The processors’ trade body Meat Industry Ireland (MII) expressed disappointment that Beef Plan refused to participate in talks involving both parties and Minister for Agriculture, Food and the Marine Michael Creed.
Howver Fingleton told Global Meat News that there has been no invitation offered to these talks but expressed openness to discussions.
MII also said it was having to resort to legal action to help resolve the protests. In a statement, it said: “MII acknowledges the right of suppliers to organise a peaceful protest; however the unlawful behaviour of some protestors at certain sites has caused significant and irreparable damage to the beef industry. The continued intimidation of fellow farmer suppliers, company employees, government assigned veterinarians and other service providers including hauliers is unacceptable.

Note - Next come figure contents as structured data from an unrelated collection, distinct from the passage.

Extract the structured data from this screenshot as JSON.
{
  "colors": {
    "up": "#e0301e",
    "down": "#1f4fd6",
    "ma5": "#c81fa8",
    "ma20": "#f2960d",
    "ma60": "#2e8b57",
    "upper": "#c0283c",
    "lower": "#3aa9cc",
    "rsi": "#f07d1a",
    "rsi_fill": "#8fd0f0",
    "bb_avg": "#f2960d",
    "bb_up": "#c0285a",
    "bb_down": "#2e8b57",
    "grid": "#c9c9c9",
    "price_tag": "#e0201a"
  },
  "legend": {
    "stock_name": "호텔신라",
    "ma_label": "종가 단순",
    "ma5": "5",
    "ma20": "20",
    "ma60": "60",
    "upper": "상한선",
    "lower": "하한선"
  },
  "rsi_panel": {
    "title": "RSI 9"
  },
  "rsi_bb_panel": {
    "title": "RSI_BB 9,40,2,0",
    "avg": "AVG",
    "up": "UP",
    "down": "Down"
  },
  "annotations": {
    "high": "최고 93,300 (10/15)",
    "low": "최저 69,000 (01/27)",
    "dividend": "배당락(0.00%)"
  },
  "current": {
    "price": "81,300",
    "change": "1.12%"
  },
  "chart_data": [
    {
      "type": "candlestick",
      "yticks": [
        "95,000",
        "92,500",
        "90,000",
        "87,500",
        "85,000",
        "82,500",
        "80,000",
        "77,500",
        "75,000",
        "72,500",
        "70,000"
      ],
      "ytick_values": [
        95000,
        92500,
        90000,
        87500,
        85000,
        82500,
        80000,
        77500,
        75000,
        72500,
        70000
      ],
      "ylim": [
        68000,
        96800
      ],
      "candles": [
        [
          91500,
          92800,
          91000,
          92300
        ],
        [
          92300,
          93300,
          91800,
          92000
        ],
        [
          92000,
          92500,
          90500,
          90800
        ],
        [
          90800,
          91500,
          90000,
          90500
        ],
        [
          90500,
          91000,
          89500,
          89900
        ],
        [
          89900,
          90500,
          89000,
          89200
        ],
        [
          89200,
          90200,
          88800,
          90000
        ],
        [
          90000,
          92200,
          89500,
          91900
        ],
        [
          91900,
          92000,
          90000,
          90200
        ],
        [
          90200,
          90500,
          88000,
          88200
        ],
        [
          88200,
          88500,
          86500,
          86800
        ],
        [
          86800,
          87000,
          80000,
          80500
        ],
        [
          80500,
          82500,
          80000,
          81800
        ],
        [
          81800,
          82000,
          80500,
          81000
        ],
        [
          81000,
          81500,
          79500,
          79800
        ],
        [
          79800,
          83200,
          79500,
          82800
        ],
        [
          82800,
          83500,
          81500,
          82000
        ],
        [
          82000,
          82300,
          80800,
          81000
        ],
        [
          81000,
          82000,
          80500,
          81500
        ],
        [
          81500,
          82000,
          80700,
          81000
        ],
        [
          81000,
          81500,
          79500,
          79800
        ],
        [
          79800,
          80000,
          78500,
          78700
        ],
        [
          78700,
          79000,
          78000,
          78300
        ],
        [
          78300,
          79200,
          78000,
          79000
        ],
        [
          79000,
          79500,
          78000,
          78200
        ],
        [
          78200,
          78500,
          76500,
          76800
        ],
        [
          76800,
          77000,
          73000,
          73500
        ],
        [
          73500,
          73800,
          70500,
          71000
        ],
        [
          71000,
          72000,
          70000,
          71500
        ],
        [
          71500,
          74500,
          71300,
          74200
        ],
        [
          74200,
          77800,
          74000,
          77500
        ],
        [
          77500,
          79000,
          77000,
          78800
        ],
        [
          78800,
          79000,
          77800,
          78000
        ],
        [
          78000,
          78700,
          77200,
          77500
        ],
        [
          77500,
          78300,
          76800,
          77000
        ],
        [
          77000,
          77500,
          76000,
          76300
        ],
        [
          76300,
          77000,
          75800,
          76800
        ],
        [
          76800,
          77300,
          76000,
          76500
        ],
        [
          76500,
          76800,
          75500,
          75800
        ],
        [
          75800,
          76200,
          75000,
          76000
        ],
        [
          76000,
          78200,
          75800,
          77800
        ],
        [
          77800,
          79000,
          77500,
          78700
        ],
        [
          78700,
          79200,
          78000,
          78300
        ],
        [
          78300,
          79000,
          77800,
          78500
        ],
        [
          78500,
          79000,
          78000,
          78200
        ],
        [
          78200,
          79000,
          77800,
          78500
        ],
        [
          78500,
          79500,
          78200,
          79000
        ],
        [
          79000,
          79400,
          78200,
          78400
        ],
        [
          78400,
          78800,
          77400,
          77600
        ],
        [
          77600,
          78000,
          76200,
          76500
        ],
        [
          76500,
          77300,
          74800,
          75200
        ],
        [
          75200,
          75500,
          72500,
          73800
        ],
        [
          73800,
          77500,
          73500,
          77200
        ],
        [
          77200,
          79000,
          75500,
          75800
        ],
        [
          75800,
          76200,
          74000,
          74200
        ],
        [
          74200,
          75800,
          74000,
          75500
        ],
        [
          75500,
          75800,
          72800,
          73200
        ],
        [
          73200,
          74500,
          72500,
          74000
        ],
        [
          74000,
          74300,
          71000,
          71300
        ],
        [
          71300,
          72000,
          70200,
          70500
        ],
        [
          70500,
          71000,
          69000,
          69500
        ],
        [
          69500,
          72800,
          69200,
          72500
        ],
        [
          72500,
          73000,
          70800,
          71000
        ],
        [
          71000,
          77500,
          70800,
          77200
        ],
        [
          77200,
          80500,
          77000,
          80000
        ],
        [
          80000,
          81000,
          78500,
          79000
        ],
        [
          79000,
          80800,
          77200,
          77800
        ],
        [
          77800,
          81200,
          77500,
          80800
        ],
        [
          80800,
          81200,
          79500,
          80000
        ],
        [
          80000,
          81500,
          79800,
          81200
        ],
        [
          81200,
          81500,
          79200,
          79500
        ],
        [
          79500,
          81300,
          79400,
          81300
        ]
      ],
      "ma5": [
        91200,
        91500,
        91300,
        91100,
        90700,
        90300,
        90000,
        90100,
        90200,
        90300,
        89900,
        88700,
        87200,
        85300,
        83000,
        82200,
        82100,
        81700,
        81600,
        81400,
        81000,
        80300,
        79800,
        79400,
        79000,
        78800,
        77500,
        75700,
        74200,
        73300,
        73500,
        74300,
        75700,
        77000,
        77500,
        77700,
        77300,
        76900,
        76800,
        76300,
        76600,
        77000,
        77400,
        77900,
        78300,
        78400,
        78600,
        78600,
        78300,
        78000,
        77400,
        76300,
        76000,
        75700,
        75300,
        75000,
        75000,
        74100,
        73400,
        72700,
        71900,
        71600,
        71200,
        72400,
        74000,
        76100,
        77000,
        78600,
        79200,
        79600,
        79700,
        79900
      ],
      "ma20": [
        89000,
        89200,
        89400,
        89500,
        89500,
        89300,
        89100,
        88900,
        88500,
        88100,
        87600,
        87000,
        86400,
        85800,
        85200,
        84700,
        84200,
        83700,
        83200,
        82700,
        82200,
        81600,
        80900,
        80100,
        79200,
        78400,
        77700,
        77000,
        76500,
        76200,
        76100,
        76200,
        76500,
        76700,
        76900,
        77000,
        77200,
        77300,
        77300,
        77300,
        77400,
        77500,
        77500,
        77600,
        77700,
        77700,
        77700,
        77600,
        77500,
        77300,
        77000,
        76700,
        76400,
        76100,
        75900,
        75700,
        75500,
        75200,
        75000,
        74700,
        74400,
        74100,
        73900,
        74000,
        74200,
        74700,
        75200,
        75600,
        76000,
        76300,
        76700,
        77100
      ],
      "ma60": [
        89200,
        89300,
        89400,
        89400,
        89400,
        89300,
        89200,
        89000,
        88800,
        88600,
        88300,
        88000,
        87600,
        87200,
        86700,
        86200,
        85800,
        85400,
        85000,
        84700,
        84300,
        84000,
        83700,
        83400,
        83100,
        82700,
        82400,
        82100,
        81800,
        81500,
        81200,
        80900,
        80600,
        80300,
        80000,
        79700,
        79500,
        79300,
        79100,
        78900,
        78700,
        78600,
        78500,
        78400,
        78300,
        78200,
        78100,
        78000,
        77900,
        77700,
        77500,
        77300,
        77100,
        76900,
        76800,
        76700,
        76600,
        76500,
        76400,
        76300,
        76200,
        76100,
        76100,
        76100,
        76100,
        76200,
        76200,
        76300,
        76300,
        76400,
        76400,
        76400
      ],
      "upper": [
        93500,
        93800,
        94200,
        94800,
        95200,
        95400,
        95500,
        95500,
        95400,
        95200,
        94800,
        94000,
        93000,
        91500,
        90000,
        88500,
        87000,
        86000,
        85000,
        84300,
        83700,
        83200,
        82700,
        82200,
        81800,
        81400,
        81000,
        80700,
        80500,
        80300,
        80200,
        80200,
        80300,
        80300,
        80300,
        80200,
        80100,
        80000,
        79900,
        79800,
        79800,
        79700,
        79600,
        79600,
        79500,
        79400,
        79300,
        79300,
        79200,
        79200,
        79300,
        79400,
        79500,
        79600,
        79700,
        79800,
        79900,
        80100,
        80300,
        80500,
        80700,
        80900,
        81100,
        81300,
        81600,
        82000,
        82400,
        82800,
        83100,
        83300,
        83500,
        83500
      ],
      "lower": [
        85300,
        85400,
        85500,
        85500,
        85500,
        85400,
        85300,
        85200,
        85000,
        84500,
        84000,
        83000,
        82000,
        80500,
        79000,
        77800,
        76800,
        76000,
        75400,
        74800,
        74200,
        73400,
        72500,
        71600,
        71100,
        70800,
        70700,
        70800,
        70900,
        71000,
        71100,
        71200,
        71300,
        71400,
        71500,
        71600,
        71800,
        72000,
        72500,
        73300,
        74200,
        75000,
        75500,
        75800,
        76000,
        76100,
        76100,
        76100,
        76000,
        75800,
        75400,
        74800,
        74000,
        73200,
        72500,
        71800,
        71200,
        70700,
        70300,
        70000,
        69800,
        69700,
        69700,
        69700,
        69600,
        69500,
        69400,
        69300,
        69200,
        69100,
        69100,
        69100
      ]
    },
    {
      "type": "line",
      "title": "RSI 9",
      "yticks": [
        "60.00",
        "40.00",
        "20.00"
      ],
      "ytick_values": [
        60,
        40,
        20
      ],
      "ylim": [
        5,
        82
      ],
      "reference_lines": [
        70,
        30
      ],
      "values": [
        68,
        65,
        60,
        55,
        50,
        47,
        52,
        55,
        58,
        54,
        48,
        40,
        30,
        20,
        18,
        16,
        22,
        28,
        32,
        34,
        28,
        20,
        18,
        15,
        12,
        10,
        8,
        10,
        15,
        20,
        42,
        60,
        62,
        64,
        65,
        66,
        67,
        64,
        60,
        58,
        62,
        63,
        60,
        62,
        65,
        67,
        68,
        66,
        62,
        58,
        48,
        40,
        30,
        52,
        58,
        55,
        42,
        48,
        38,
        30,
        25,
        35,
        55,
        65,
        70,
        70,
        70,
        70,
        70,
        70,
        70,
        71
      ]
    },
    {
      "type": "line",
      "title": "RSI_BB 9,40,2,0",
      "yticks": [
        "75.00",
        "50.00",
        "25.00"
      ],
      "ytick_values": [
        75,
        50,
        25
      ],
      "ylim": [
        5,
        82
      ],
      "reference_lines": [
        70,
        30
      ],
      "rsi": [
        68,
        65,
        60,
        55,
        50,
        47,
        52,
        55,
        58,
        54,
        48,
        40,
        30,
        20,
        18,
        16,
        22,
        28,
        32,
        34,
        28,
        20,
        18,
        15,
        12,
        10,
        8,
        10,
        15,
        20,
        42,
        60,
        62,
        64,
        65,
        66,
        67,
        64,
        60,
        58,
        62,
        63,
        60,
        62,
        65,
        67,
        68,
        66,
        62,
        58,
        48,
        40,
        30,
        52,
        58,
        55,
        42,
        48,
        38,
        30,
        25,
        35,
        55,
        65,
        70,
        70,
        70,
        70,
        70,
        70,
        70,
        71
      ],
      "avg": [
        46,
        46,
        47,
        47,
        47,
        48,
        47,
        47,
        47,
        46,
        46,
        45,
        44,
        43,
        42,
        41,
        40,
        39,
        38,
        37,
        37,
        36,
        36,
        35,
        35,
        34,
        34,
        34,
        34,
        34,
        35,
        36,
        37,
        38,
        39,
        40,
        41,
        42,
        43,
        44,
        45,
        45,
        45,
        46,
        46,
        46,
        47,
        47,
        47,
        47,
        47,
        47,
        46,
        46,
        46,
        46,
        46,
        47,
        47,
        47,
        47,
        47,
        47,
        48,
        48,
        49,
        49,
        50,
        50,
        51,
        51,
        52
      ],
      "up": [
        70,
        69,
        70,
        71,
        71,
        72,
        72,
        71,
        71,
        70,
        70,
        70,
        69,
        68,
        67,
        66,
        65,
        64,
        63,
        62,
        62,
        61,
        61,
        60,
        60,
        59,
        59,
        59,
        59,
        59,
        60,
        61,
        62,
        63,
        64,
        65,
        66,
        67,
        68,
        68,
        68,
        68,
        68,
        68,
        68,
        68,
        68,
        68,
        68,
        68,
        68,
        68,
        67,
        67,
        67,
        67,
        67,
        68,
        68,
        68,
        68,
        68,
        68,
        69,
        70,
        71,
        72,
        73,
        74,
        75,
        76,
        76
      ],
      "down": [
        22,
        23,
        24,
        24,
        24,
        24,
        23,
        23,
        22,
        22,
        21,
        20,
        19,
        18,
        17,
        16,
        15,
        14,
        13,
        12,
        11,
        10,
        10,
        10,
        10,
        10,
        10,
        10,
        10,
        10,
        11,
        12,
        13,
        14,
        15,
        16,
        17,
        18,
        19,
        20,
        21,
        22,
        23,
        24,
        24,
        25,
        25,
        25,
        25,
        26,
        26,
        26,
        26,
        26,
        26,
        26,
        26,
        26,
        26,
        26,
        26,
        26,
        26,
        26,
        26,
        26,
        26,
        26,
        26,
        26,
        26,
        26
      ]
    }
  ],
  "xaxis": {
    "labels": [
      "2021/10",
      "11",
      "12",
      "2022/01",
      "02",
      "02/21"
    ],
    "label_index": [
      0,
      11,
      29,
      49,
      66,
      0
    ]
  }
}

“Unfortunately, as a result of the Beef Plan campaign of illegal blockades, companies have been forced to lay off employees with more expected to be laid off in the coming days as operations grind to a halt.
“Unfortunately, because of Beef Plan blockades, and in the aftermath of its refusal to enter talks brokered by the Minister, businesses have, as a last resort, been left with no choice other than to seek legal remedy in an effort to prevent Beef Plan from causing further damage to the Irish beef industry.”
The decision to pursue legal action was criticised by the Irish Farmers’ Association. President Joe Healy said MII “should stop meeting lawyers and start meeting farmers”.
“Minister Creed has described the threat from MII as unhelpful, but it’s much worse than that. The Minister has to get tough with the factories and tell them to enter talks without any preconditions,” added Healy. “The current dispute is a product of the desperate situation beef farmers find themselves in. Threatening legal action just shows how out of touch with the reality Meat Industry Ireland is.”